In an interview via telephone, Gayoso said that the tax amount and whether it would be collected by the federal government or state governments are not fully decided on yet, the news outlet further reported.

"It will be a fair tax that will not be passed on to consumers or ruin the business," said Gayoso, as quoted by The Globe and Mail.

Brazil has lifted a number of taxes this year as it "scrambles to plug a gaping fiscal deficit that is undermining confidence in its once-booming economy," The Globe and Mail wrote. The South American country's hotel industry has complained that Airbnb is stealing business at a period of major recession. The plan to implement tax on Airbnb is approved by hotel owners and regarded it as fair treatment.

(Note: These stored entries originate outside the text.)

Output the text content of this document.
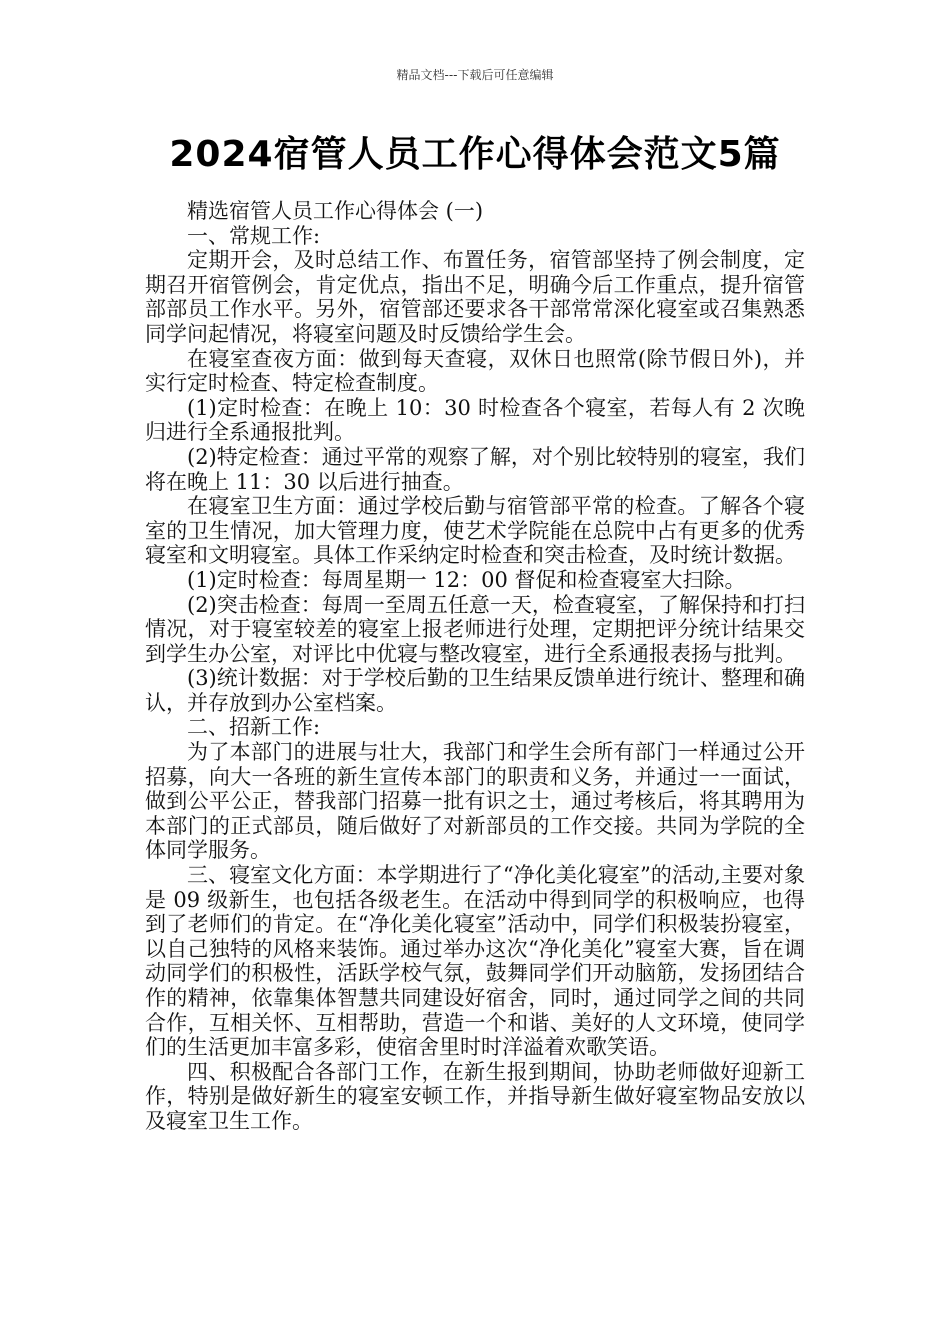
精品文档---下载后可任意编辑
2024宿管人员工作心得体会范文5篇

精选宿管人员工作心得体会 (一)

一、常规工作:

定期开会，及时总结工作、布置任务，宿管部坚持了例会制度，定期召开宿管例会，肯定优点，指出不足，明确今后工作重点，提升宿管部部员工作水平。另外，宿管部还要求各干部常常深化寝室或召集熟悉同学问起情况，将寝室问题及时反馈给学生会。

在寝室查夜方面：做到每天查寝，双休日也照常(除节假日外)，并实行定时检查、特定检查制度。

(1)定时检查：在晚上 10：30 时检查各个寝室，若每人有 2 次晚归进行全系通报批判。

(2)特定检查：通过平常的观察了解，对个别比较特别的寝室，我们将在晚上 11：30 以后进行抽查。

在寝室卫生方面：通过学校后勤与宿管部平常的检查。了解各个寝室的卫生情况，加大管理力度，使艺术学院能在总院中占有更多的优秀寝室和文明寝室。具体工作采纳定时检查和突击检查，及时统计数据。

(1)定时检查：每周星期一 12：00 督促和检查寝室大扫除。

(2)突击检查：每周一至周五任意一天，检查寝室，了解保持和打扫情况，对于寝室较差的寝室上报老师进行处理，定期把评分统计结果交到学生办公室，对评比中优寝与整改寝室，进行全系通报表扬与批判。

(3)统计数据：对于学校后勤的卫生结果反馈单进行统计、整理和确认，并存放到办公室档案。

二、招新工作:

为了本部门的进展与壮大，我部门和学生会所有部门一样通过公开招募，向大一各班的新生宣传本部门的职责和义务，并通过一一面试，做到公平公正，替我部门招募一批有识之士，通过考核后，将其聘用为本部门的正式部员，随后做好了对新部员的工作交接。共同为学院的全体同学服务。

三、寝室文化方面：本学期进行了“净化美化寝室”的活动,主要对象是 09 级新生，也包括各级老生。在活动中得到同学的积极响应，也得到了老师们的肯定。在“净化美化寝室”活动中，同学们积极装扮寝室，以自己独特的风格来装饰。通过举办这次“净化美化”寝室大赛，旨在调动同学们的积极性，活跃学校气氛，鼓舞同学们开动脑筋，发扬团结合作的精神，依靠集体智慧共同建设好宿舍，同时，通过同学之间的共同合作，互相关怀、互相帮助，营造一个和谐、美好的人文环境，使同学们的生活更加丰富多彩，使宿舍里时时洋溢着欢歌笑语。

四、积极配合各部门工作，在新生报到期间，协助老师做好迎新工作，特别是做好新生的寝室安顿工作，并指导新生做好寝室物品安放以及寝室卫生工作。
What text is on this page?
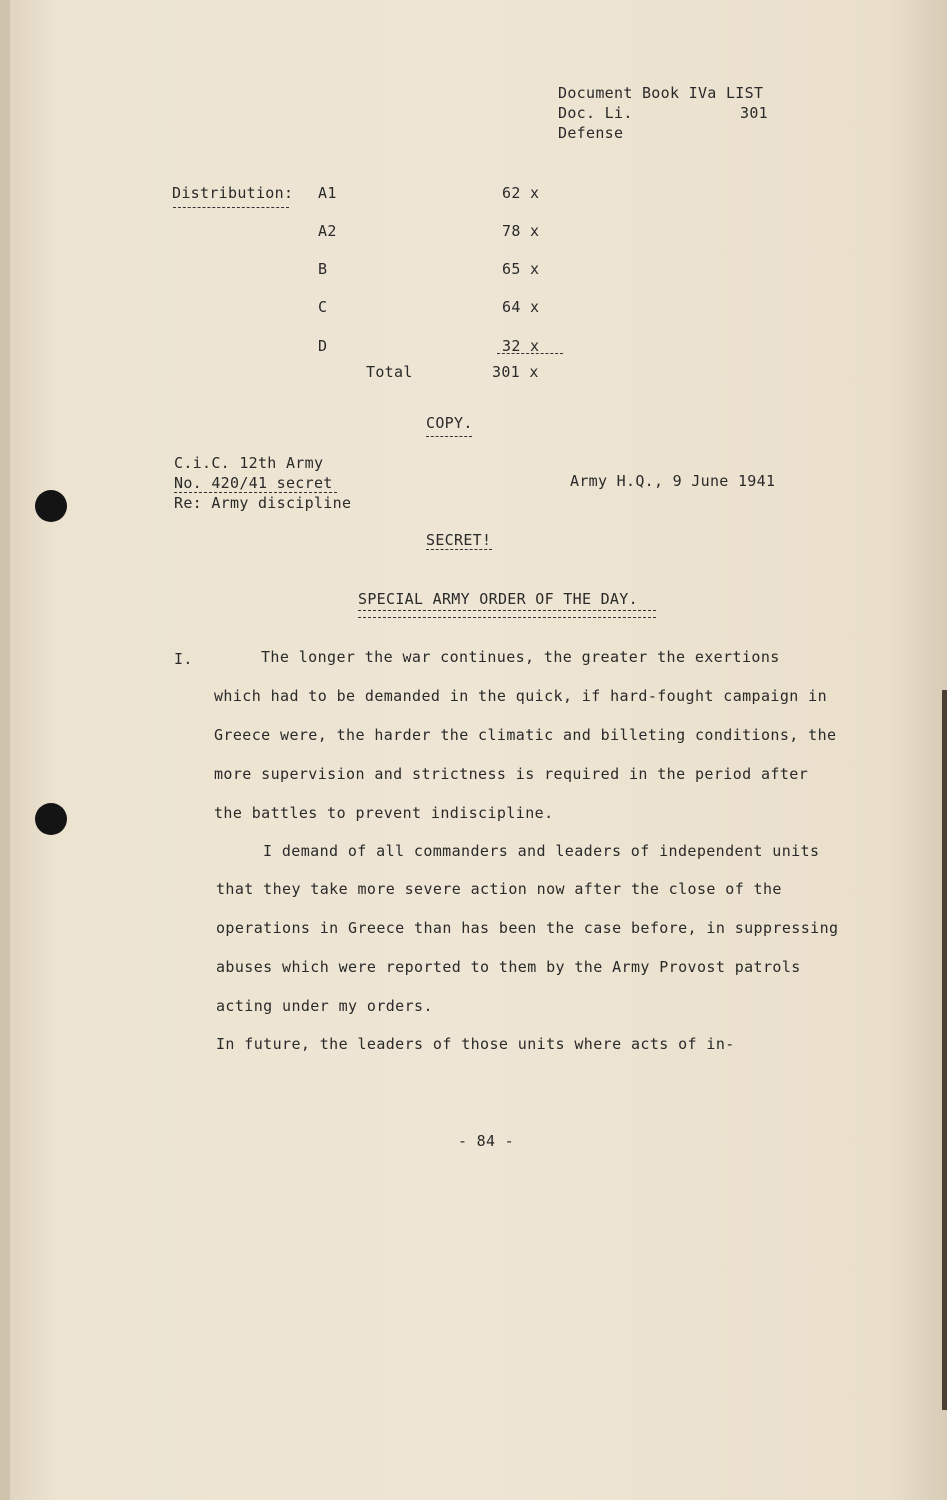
Document Book IVa LIST
Doc. Li.	301
Defense
Distribution: A1	62 x
A2	78 x
B	65 x
C	64 x
D	32 x
Total	301 x
COPY.
C.i.C. 12th Army
No. 420/41 secret
Re: Army discipline
Army H.Q., 9 June 1941
SECRET!
SPECIAL ARMY ORDER OF THE DAY.
I.	The longer the war continues, the greater the exertions
which had to be demanded in the quick, if hard-fought campaign in
Greece were, the harder the climatic and billeting conditions, the
more supervision and strictness is required in the period after
the battles to prevent indiscipline.
I demand of all commanders and leaders of independent units
that they take more severe action now after the close of the
operations in Greece than has been the case before, in suppressing
abuses which were reported to them by the Army Provost patrols
acting under my orders.
In future, the leaders of those units where acts of in-
- 84 -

Gayoso said that Airbnb has no problem with taxation because they wish to have a stronger position in the Brazilian economy, given that the company's services are highly required for next year's Olympics, the news outlet added. Airbnb's official contract indicated that the company has to provide at least 20,000 rooms for the upcoming Olympics.

Added Gayoso, Airbnb helped Brazil resolve an accommodation issue that happened during the 2014 World Cup, which attracted more soccer fans than the country's hotel industry could hold, The Globe and Mail noted.

Brazil Evicts Families from Homes in Preparation for 2016 Olympics

In October, it was reported that Brazilian officials are evicting families from homes to accommodate a high-speed bus lane connecting the international airport with Barra da Tijuca, the neighborhood that will host majority of next year's Olympics venues, The Guardian reported.

Housing advocacy groups said that the local government is using the upcoming event to justify forced evictions and segregation in Rio de Janeiro, The Guardian wrote. Figures from the city government showed that 22,059 families have been resettled since 2009 either because their homes are at risk or blocking transport and infrastructure projects related to the Olympics.

City hall insisted that the only resettlements connected with the Olympics are 344 families at Vila Autódromo, located on the edges of the main Olympic Park, the news outlet noted. Several families have been moved to Parque Carioca, a condominium complex 1km away.